One last thing. Look at the percentages of your grandparents. See how off kilter those percentages already are with your grandparents? ... particularly your grandmother. She obviously has quite a few recessive genes that are being overwritten by dominant ones. I would be very interested to hear the percentages if you compared one of your son's DNA with one of your 1st cousin's children's DNA.; in other words, 2nd cousins within your grandmother's line. I guarantee that unless MyHeritage is taking the actual relationship from your tree, that the relationship level they would guestimate based on DNA would be in the 3rd cousin range or further.

So while there may be gratification in seeing your relationships spelled out, these are the easy matches. If you are serious about using genetic genealogy to break down brick walls, then those predicted relationship charts will become your best friends.
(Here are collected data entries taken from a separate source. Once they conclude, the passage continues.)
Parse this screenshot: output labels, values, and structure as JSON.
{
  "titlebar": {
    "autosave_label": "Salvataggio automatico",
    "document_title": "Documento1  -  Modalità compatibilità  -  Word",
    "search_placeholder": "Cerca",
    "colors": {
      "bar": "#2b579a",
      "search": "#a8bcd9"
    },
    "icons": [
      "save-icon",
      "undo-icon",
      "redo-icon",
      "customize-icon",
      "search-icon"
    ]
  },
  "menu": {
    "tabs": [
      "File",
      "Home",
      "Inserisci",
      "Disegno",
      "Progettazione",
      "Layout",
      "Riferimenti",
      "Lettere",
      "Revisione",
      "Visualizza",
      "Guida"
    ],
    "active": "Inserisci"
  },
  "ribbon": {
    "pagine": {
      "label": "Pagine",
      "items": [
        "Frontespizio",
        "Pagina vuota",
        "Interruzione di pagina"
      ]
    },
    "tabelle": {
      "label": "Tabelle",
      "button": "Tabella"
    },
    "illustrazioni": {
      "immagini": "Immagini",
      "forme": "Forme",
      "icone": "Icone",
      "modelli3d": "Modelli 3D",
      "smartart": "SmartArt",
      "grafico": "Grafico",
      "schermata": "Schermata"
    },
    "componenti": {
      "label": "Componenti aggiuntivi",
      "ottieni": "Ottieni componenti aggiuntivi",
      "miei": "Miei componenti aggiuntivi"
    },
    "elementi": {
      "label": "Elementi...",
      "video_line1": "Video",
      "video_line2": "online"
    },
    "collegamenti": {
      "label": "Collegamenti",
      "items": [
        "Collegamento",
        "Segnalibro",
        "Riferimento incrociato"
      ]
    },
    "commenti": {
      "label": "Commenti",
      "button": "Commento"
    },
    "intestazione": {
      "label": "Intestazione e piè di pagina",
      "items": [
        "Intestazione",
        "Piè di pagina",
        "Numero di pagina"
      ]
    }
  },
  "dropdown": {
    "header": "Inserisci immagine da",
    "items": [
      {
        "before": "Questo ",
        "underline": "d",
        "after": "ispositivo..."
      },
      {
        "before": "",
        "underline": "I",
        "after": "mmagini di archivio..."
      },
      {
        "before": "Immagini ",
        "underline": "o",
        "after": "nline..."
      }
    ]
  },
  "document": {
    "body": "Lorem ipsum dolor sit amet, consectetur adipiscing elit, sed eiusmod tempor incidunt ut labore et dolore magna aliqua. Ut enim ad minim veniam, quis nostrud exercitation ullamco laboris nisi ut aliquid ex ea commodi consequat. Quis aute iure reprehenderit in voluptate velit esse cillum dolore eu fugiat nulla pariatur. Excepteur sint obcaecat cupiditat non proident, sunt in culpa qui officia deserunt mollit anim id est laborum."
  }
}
For Meg Staton and others who are transferring autosomal tests to MyHeritage. I transferred my Ancestry test (March 2013) and that test now has percentages shown. However, don't expect the percentages show identified. One cousin (3rd cousin 1x) is shown as 0.8% shared DNA.

I will be interested in seeing the comparison between Ancestry and MyHeritage tests as MyHeritage has finally (after two weeks) resumed completion of my autosomal test. Hope they finally finish.